Blutkrebs betrifft jedes Lebensalter

Eine der häufigsten Krebserkrankungen bei Kindern ist die ALL, die meist im Alter von zwei bis fünf Jahren auftritt. Auch Erwachsene jeden Lebensalters erkranken an dieser Form der Leukämie. Sie geht von bösartig entarteten Vorläuferzellen bestimmter weißer Blutkörperchen aus und verursacht eine schnell fortschreitende Verminderung der Knochenmarksfunktion und damit eine gestörte Blutbildung. Unbehandelt kann sie innerhalb kurzer Zeit zum Tod führen. Die häufigste Form dieses Blutkrebses ist die sogenannte B-Vorläufer-ALL (BCP-ALL), rund 80 Prozent der Fälle oder etwa 600 Kinder beziehungsweise 500 Erwachsene werden in Deutschland jährlich neu mit dieser Krebsart diagnostiziert.

Während im Kindesalter etwa 90 Prozent der Patientinnen und Patienten eine BCP-ALL überleben, sinkt diese Quote auf nur etwa 40 Prozent bei Erwachsenen. Allerdings ist Leukämie bei Kindern die Krebsart, bei der es nach erfolgreicher Behandlung am häufigsten zu einem Wiederauftreten der Krankheit kommt. „Dies zeigt, dass in allen Altersgruppen die derzeitigen Behandlungsmöglichkeiten unzureichend sind und großer Bedarf an verbesserten Therapien herrscht.
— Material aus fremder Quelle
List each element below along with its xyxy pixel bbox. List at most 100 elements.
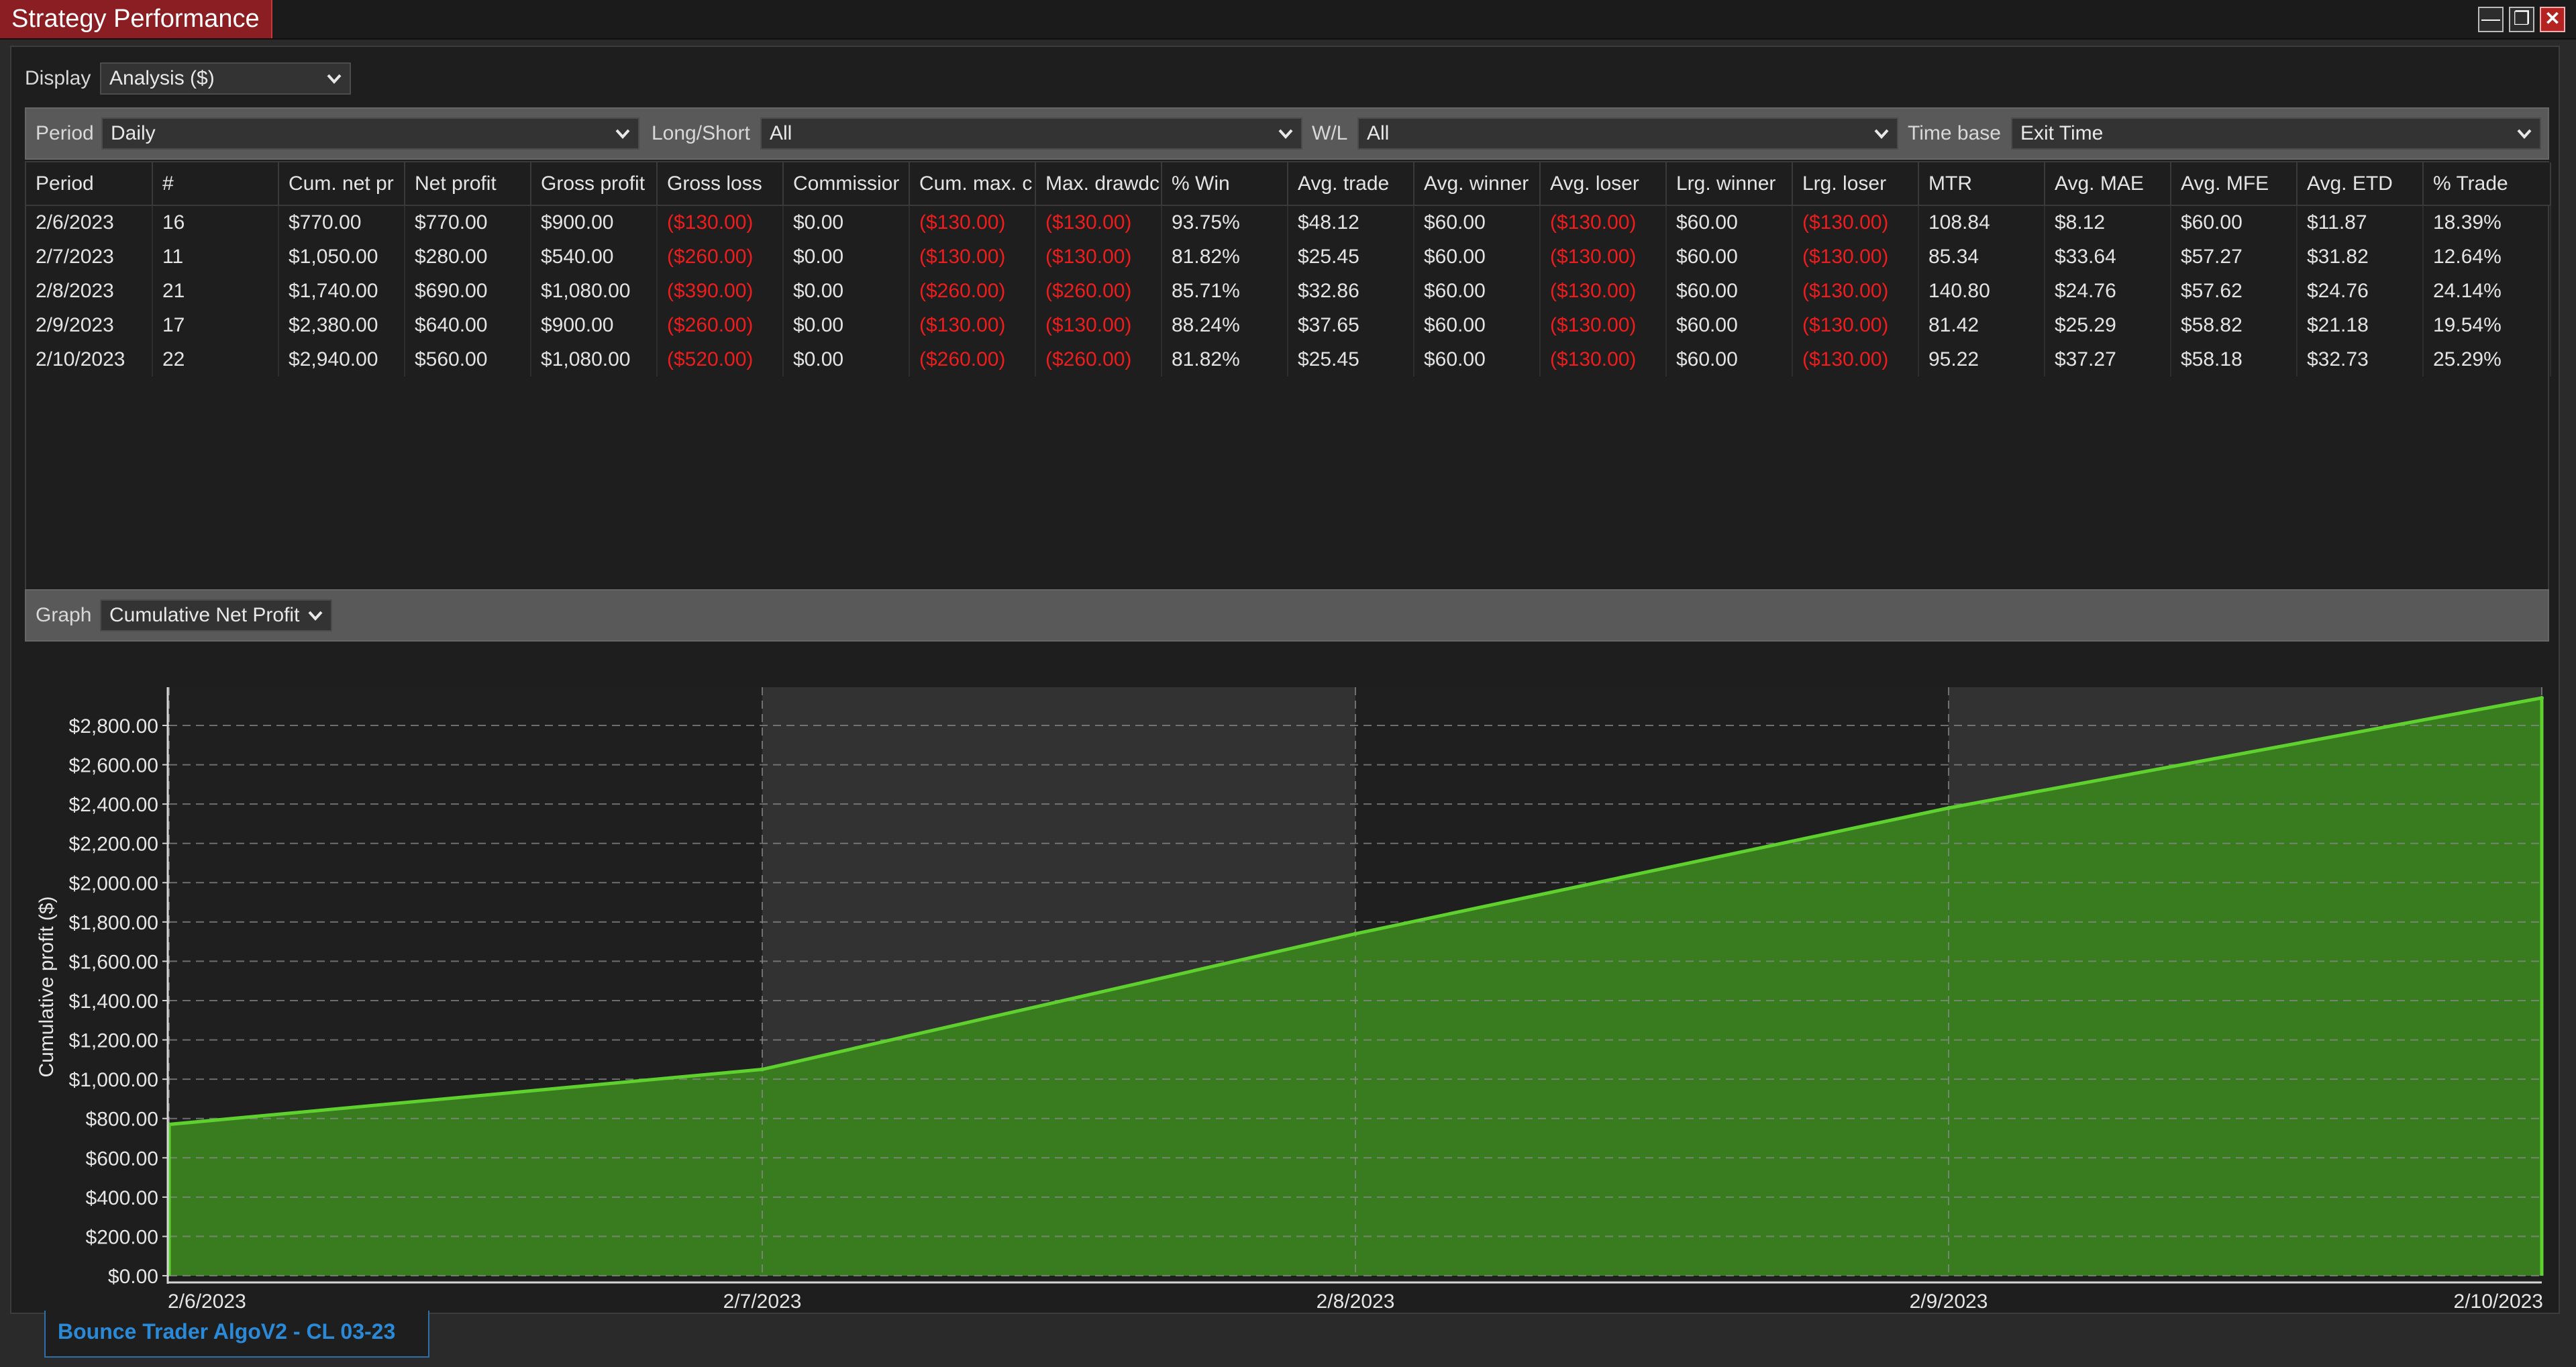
column-header[interactable]: Avg. ETD bbox=[2297, 162, 2424, 206]
long-short-select-value: All bbox=[770, 122, 792, 144]
column-header[interactable]: Period bbox=[26, 162, 153, 206]
y-tick-label: $2,000.00 bbox=[69, 872, 158, 895]
table-cell: ($130.00) bbox=[657, 205, 784, 240]
table-cell: ($260.00) bbox=[1035, 274, 1162, 308]
time-base-select[interactable]: Exit Time bbox=[2011, 117, 2541, 150]
table-cell: ($260.00) bbox=[657, 240, 784, 274]
table-cell: $60.00 bbox=[1666, 308, 1793, 342]
table-cell: $60.00 bbox=[1666, 205, 1793, 240]
column-header[interactable]: Gross loss bbox=[657, 162, 784, 206]
column-header[interactable]: Gross profit bbox=[531, 162, 658, 206]
y-tick-label: $1,400.00 bbox=[69, 991, 158, 1013]
column-header[interactable]: Avg. winner bbox=[1414, 162, 1541, 206]
chevron-down-icon bbox=[308, 611, 323, 621]
table-cell: $280.00 bbox=[405, 240, 531, 274]
column-header[interactable]: Cum. max. c bbox=[909, 162, 1036, 206]
chevron-down-icon bbox=[327, 74, 342, 84]
table-cell: $8.12 bbox=[2045, 205, 2171, 240]
table-cell: ($130.00) bbox=[909, 308, 1036, 342]
y-tick-label: $600.00 bbox=[86, 1148, 158, 1170]
table-cell: $24.76 bbox=[2045, 274, 2171, 308]
performance-panel: Display Analysis ($) Period Daily Long/S… bbox=[10, 46, 2560, 1314]
column-header[interactable]: % Trade bbox=[2423, 162, 2551, 206]
y-tick-label: $200.00 bbox=[86, 1226, 158, 1248]
time-base-select-value: Exit Time bbox=[2020, 122, 2104, 144]
y-tick-label: $2,600.00 bbox=[69, 755, 158, 777]
table-cell: 12.64% bbox=[2423, 240, 2551, 274]
column-header[interactable]: Avg. loser bbox=[1540, 162, 1667, 206]
table-cell: ($130.00) bbox=[1035, 240, 1162, 274]
cumulative-profit-chart: $0.00 $200.00 $400.00 $600.00 $800.00 $1,000.… bbox=[36, 687, 2544, 1309]
table-cell: $25.45 bbox=[1288, 342, 1414, 376]
graph-select[interactable]: Cumulative Net Profit bbox=[100, 599, 332, 631]
restore-button[interactable]: ❐ bbox=[2509, 7, 2534, 32]
long-short-select[interactable]: All bbox=[760, 117, 1302, 150]
table-row[interactable]: 2/10/2023 22 $2,940.00 $560.00 $1,080.00 ($52… bbox=[26, 342, 2551, 376]
table-cell: $25.45 bbox=[1288, 240, 1414, 274]
display-select[interactable]: Analysis ($) bbox=[100, 62, 351, 95]
table-cell: ($130.00) bbox=[1792, 274, 1919, 308]
period-select-value: Daily bbox=[111, 122, 156, 144]
x-tick-label: 2/10/2023 bbox=[2454, 1290, 2543, 1309]
wl-label: W/L bbox=[1312, 122, 1348, 144]
table-row[interactable]: 2/8/2023 21 $1,740.00 $690.00 $1,080.00 ($390… bbox=[26, 274, 2551, 308]
column-header[interactable]: % Win bbox=[1162, 162, 1288, 206]
y-tick-label: $1,600.00 bbox=[69, 951, 158, 973]
column-header[interactable]: Net profit bbox=[405, 162, 531, 206]
table-body: 2/6/2023 16 $770.00 $770.00 $900.00 ($130.00)… bbox=[26, 205, 2551, 376]
table-cell: $2,380.00 bbox=[278, 308, 405, 342]
performance-table: Period # Cum. net pr Net profit Gross profit… bbox=[25, 161, 2551, 625]
table-cell: $0.00 bbox=[783, 342, 910, 376]
table-cell: ($130.00) bbox=[1035, 308, 1162, 342]
table-cell: $0.00 bbox=[783, 274, 910, 308]
table-cell: $770.00 bbox=[405, 205, 531, 240]
strategy-tab[interactable]: Bounce Trader AlgoV2 - CL 03-23 bbox=[44, 1311, 429, 1358]
table-cell: 88.24% bbox=[1162, 308, 1288, 342]
data-point bbox=[760, 1067, 764, 1072]
table-row[interactable]: 2/6/2023 16 $770.00 $770.00 $900.00 ($130.00)… bbox=[26, 205, 2551, 240]
table-row[interactable]: 2/7/2023 11 $1,050.00 $280.00 $540.00 ($260.0… bbox=[26, 240, 2551, 274]
wl-select[interactable]: All bbox=[1357, 117, 1898, 150]
table-cell: 18.39% bbox=[2423, 205, 2551, 240]
time-base-label: Time base bbox=[1908, 122, 2001, 144]
column-header[interactable]: Avg. MFE bbox=[2171, 162, 2298, 206]
graph-label: Graph bbox=[36, 604, 92, 626]
x-tick-label: 2/7/2023 bbox=[723, 1290, 802, 1309]
y-tick-label: $800.00 bbox=[86, 1109, 158, 1131]
table-cell: $57.62 bbox=[2171, 274, 2298, 308]
period-select[interactable]: Daily bbox=[101, 117, 639, 150]
table-cell: 16 bbox=[152, 205, 279, 240]
table-cell: 2/6/2023 bbox=[26, 205, 153, 240]
y-tick-label: $2,200.00 bbox=[69, 833, 158, 856]
column-header[interactable]: MTR bbox=[1918, 162, 2045, 206]
table-cell: $31.82 bbox=[2297, 240, 2424, 274]
table-cell: 85.71% bbox=[1162, 274, 1288, 308]
table-cell: $37.27 bbox=[2045, 342, 2171, 376]
table-cell: 17 bbox=[152, 308, 279, 342]
table-cell: ($520.00) bbox=[657, 342, 784, 376]
table-row[interactable]: 2/9/2023 17 $2,380.00 $640.00 $900.00 ($260.0… bbox=[26, 308, 2551, 342]
long-short-label: Long/Short bbox=[652, 122, 750, 144]
y-tick-label: $400.00 bbox=[86, 1187, 158, 1209]
column-header[interactable]: Lrg. winner bbox=[1666, 162, 1793, 206]
y-tick-label: $1,200.00 bbox=[69, 1030, 158, 1052]
column-header[interactable]: Avg. trade bbox=[1288, 162, 1414, 206]
column-header[interactable]: Max. drawdc bbox=[1035, 162, 1162, 206]
close-button[interactable]: ✕ bbox=[2540, 7, 2565, 32]
table-cell: 81.82% bbox=[1162, 342, 1288, 376]
table-cell: $33.64 bbox=[2045, 240, 2171, 274]
table-cell: ($260.00) bbox=[909, 274, 1036, 308]
table-cell: $0.00 bbox=[783, 205, 910, 240]
column-header[interactable]: Lrg. loser bbox=[1792, 162, 1919, 206]
table-cell: $640.00 bbox=[405, 308, 531, 342]
table-header-row: Period # Cum. net pr Net profit Gross profit… bbox=[26, 162, 2551, 206]
column-header[interactable]: Commissior bbox=[783, 162, 910, 206]
table-cell: ($130.00) bbox=[1540, 308, 1667, 342]
table-cell: $900.00 bbox=[531, 308, 658, 342]
chevron-down-icon bbox=[1874, 129, 1889, 139]
column-header[interactable]: Avg. MAE bbox=[2045, 162, 2171, 206]
column-header[interactable]: Cum. net pr bbox=[278, 162, 405, 206]
table-cell: $60.00 bbox=[1414, 274, 1541, 308]
minimize-button[interactable]: — bbox=[2478, 7, 2504, 32]
column-header[interactable]: # bbox=[152, 162, 279, 206]
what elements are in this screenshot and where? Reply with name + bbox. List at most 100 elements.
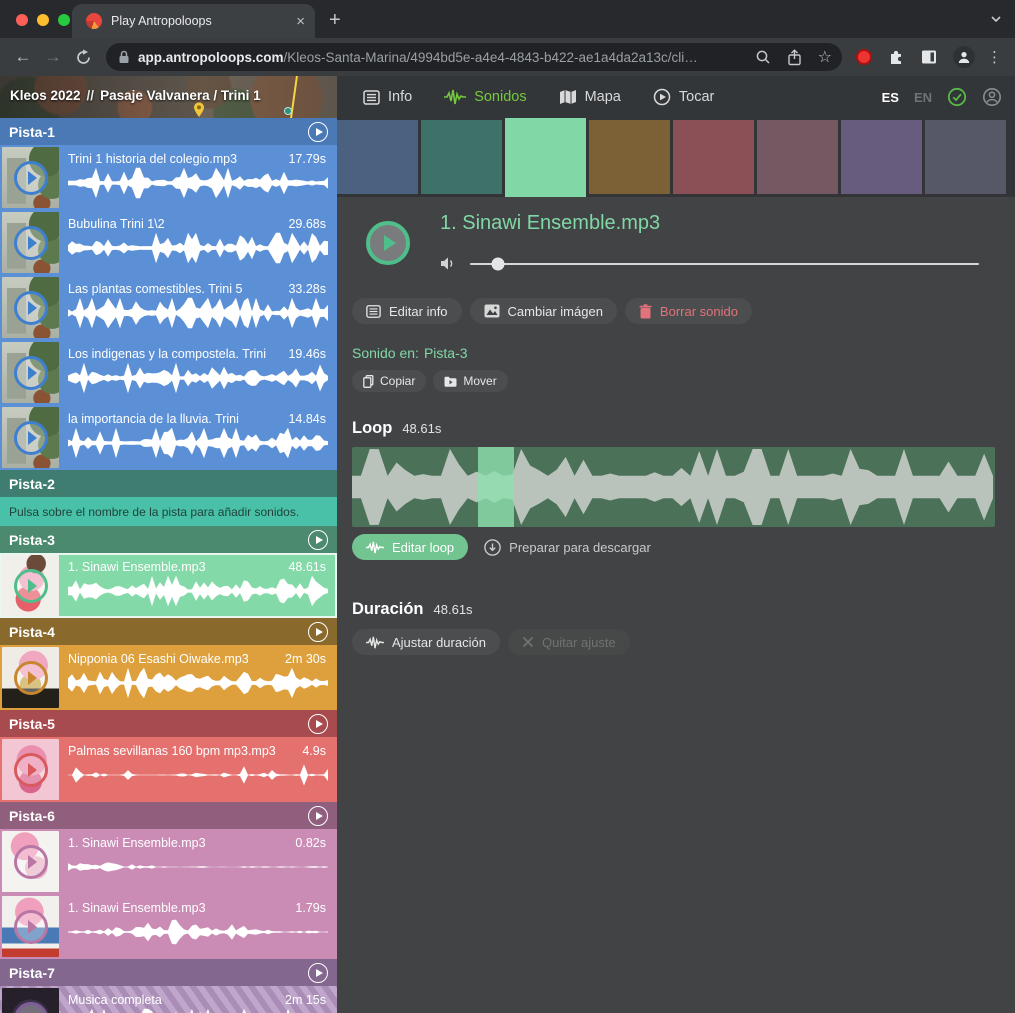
play-sound-button[interactable]: [14, 569, 48, 603]
puzzle-extensions-icon[interactable]: [887, 48, 905, 66]
change-image-button[interactable]: Cambiar imágen: [470, 298, 617, 324]
play-sound-button[interactable]: [14, 161, 48, 195]
track-link[interactable]: Pista-3: [424, 345, 468, 361]
track-header-pista-7[interactable]: Pista-7: [0, 959, 337, 986]
play-sound-button[interactable]: [366, 221, 410, 265]
sound-item-pista-7-1[interactable]: Musica completa2m 15s: [0, 986, 337, 1013]
track-header-pista-1[interactable]: Pista-1: [0, 118, 337, 145]
play-track-button[interactable]: [308, 806, 328, 826]
sound-item-pista-1-5[interactable]: la importancia de la lluvia. Trini14.84s: [0, 405, 337, 470]
tab-sonidos[interactable]: Sonidos: [444, 89, 526, 105]
minimize-window-button[interactable]: [37, 14, 49, 26]
tab-tocar-label: Tocar: [679, 89, 714, 105]
sound-item-pista-1-1[interactable]: Trini 1 historia del colegio.mp317.79s: [0, 145, 337, 210]
address-bar[interactable]: app.antropoloops.com/Kleos-Santa-Marina/…: [106, 43, 842, 71]
browser-menu-icon[interactable]: ⋮: [987, 48, 1002, 66]
sound-item-pista-1-4[interactable]: Los indigenas y la compostela. Trini19.4…: [0, 340, 337, 405]
breadcrumb-project[interactable]: Kleos 2022: [10, 88, 81, 103]
chevron-down-icon[interactable]: [989, 12, 1003, 26]
sound-item-pista-6-2[interactable]: 1. Sinawi Ensemble.mp31.79s: [0, 894, 337, 959]
map-icon: [559, 89, 577, 105]
account-icon[interactable]: [982, 87, 1002, 107]
track-header-pista-4[interactable]: Pista-4: [0, 618, 337, 645]
window-controls[interactable]: [16, 14, 70, 26]
move-button[interactable]: Mover: [433, 370, 507, 392]
adjust-duration-waveform-icon: [366, 636, 384, 649]
track-header-pista-2[interactable]: Pista-2: [0, 470, 337, 497]
tab-tocar[interactable]: Tocar: [653, 88, 714, 106]
play-track-button[interactable]: [308, 714, 328, 734]
tab-mapa[interactable]: Mapa: [559, 89, 621, 105]
play-sound-button[interactable]: [14, 1002, 48, 1013]
copy-icon: [363, 375, 374, 388]
remove-adjust-button[interactable]: Quitar ajuste: [508, 629, 630, 655]
copy-button[interactable]: Copiar: [352, 370, 426, 392]
loop-waveform[interactable]: [352, 447, 995, 527]
tab-sonidos-label: Sonidos: [474, 89, 526, 105]
app-navigation: Info Sonidos Mapa Tocar ES EN: [337, 76, 1015, 118]
sound-item-title: Nipponia 06 Esashi Oiwake.mp3: [68, 652, 249, 666]
play-sound-button[interactable]: [14, 356, 48, 390]
track-color-tab-6[interactable]: [757, 120, 838, 194]
play-sound-button[interactable]: [14, 910, 48, 944]
sound-item-pista-5-1[interactable]: Palmas sevillanas 160 bpm mp3.mp34.9s: [0, 737, 337, 802]
breadcrumb-path[interactable]: Pasaje Valvanera / Trini 1: [100, 88, 261, 103]
sound-item-pista-4-1[interactable]: Nipponia 06 Esashi Oiwake.mp32m 30s: [0, 645, 337, 710]
sound-item-duration: 14.84s: [288, 412, 326, 426]
play-sound-button[interactable]: [14, 845, 48, 879]
edit-info-button[interactable]: Editar info: [352, 298, 462, 324]
delete-sound-button[interactable]: Borrar sonido: [625, 298, 752, 324]
track-color-tab-7[interactable]: [841, 120, 922, 194]
sound-item-pista-1-2[interactable]: Bubulina Trini 1\229.68s: [0, 210, 337, 275]
share-icon[interactable]: [787, 49, 802, 66]
edit-loop-button[interactable]: Editar loop: [352, 534, 468, 560]
prepare-download-button[interactable]: Preparar para descargar: [480, 534, 665, 560]
play-sound-button[interactable]: [14, 291, 48, 325]
sound-item-pista-6-1[interactable]: 1. Sinawi Ensemble.mp30.82s: [0, 829, 337, 894]
profile-avatar-icon[interactable]: [953, 46, 975, 68]
map-preview-strip[interactable]: Kleos 2022//Pasaje Valvanera / Trini 1: [0, 76, 337, 118]
track-header-pista-6[interactable]: Pista-6: [0, 802, 337, 829]
tab-close-icon[interactable]: ×: [296, 13, 305, 30]
track-header-pista-3[interactable]: Pista-3: [0, 526, 337, 553]
close-window-button[interactable]: [16, 14, 28, 26]
browser-tab[interactable]: Play Antropoloops ×: [72, 4, 315, 38]
maximize-window-button[interactable]: [58, 14, 70, 26]
lang-en-button[interactable]: EN: [914, 90, 932, 105]
forward-button[interactable]: →: [38, 47, 68, 67]
volume-knob[interactable]: [491, 257, 504, 270]
sound-item-pista-3-1[interactable]: 1. Sinawi Ensemble.mp348.61s: [0, 553, 337, 618]
play-track-button[interactable]: [308, 122, 328, 142]
tab-info[interactable]: Info: [363, 89, 412, 105]
side-panel-icon[interactable]: [920, 48, 938, 66]
browser-tab-strip: Play Antropoloops × +: [0, 0, 1015, 38]
play-track-button[interactable]: [308, 530, 328, 550]
track-color-tab-4[interactable]: [589, 120, 670, 194]
track-header-pista-5[interactable]: Pista-5: [0, 710, 337, 737]
play-track-button[interactable]: [308, 622, 328, 642]
track-color-tab-8[interactable]: [925, 120, 1006, 194]
track-color-tab-5[interactable]: [673, 120, 754, 194]
back-button[interactable]: ←: [8, 47, 38, 67]
lang-es-button[interactable]: ES: [882, 90, 899, 105]
sound-item-pista-1-3[interactable]: Las plantas comestibles. Trini 533.28s: [0, 275, 337, 340]
play-sound-button[interactable]: [14, 421, 48, 455]
loop-playhead[interactable]: [478, 447, 514, 527]
play-sound-button[interactable]: [14, 661, 48, 695]
breadcrumb[interactable]: Kleos 2022//Pasaje Valvanera / Trini 1: [10, 88, 261, 103]
check-circle-icon[interactable]: [947, 87, 967, 107]
zoom-icon[interactable]: [755, 49, 771, 65]
volume-slider[interactable]: [470, 263, 979, 265]
play-track-button[interactable]: [308, 963, 328, 983]
track-color-tab-2[interactable]: [421, 120, 502, 194]
track-color-tab-3[interactable]: [505, 118, 586, 197]
new-tab-button[interactable]: +: [329, 9, 341, 32]
reload-button[interactable]: [68, 49, 98, 66]
bookmark-star-icon[interactable]: ☆: [818, 47, 832, 67]
track-color-tab-1[interactable]: [337, 120, 418, 194]
play-sound-button[interactable]: [14, 753, 48, 787]
sound-image[interactable]: [352, 205, 424, 281]
adjust-duration-button[interactable]: Ajustar duración: [352, 629, 500, 655]
play-sound-button[interactable]: [14, 226, 48, 260]
record-extension-icon[interactable]: [856, 49, 872, 65]
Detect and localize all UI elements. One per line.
Dazu hat die Forschung in jüngerer Zeit verschiedene vielversprechende Optionen besonders in der Immuntherapie aufgezeigt. Mithilfe der DFG-Förderung hoffen wir nun, bedeutende Fortschritte bei der Übertragung dieser Erkenntnisse in die klinische Anwendung zu machen“, betont Professorin Claudia Baldus von der Klinik für Innere Medizin II am UKSH in Kiel, Sprecherin der neuen KFO.
 

Immuntherapien in die Klinik bringen

Warum mit steigendem Alter die Überlebenswahrscheinlichkeit bei der BCP-ALL beinahe linear sinkt, ist derzeit noch nicht ausreichend erforscht. Forschende diskutieren, ob unter anderem das häufigere Auftreten bestimmter risikobehafteter Genveränderungen bei Erwachsenen oder auch die im Kindesalter weniger gravierenden Nebenwirkungen etwa der Chemotherapie als Erklärungen infrage kommen. „Grundsätzlich lassen sich Patientinnen und Patienten jedoch altersunabhängig durch das Vorliegen bestimmter genetischer Veränderungen in Risikogruppen einteilen“, betont Baldus. „Im Rahmen der neuen Forschungsgruppe wollen wir künftig genauer verstehen, welche Mechanismen bestimmte Risikofaktoren mit dem tatsächlichen Auftreten der Krankheit verbinden“, so Baldus weiter, die das Forschungsprojekt gemeinsam mit Schewe eingeworben hat. Der Kinderonkologe leitete bis Oktober dieses Jahres die Arbeitsgruppe Translationale ALL-Forschung an der Kieler Klinik für Kinder- und Jugendmedizin I des UKSH und wird auch künftig an der neuen Forschungsgruppe mitwirken.

Eine wichtige Rolle kommt zudem dem Immunsystem zu, das mit darüber entscheidet, ob eine ALL-Erkrankung neu oder erneut auftritt. Bislang wurde sein Einfluss insbesondere auf sogenannte minimale Resterkrankungen im Knochenmark jedoch nicht systematisch untersucht. „Auch die mit dem Alter variierende Immunreaktion scheint Einfluss darauf zu haben, dass sich die Prognose bei der ALL bei Erwachsenen drastisch verschlechtert“, betont Baldus. „Ein weiteres Ziel unseres Projekts ist es daher, die altersspezifischen Interaktionen zwischen ALL und dem Immunsystem besser zu verstehen“, so Baldus weiter. Dabei ist von großem Wert, dass in Kiel bereits umfangreiche ALL-Studiengruppen sowohl mit den Daten von Erwachsenen als auch von Kindern vorhanden sind. Insgesamt wollen die an der KFO „CATCH ALL“ beteiligten Forschenden am Beispiel der ALL als altersübergreifender Modellerkrankung demonstrieren, wie Erkenntnisse der translationalen Grundlagenforschung in der klinischen Versorgung nutzbar gemacht werden können. Die Kombination aus molekularer Charakterisierung von Leukämiezellen und einem besseren Verständnis der Immunkontrollmechanismen soll künftig dabei helfen, maßgeschneiderte und altersübergreifende Immuntherapiekonzepte für Patientinnen und Patienten zu entwickeln.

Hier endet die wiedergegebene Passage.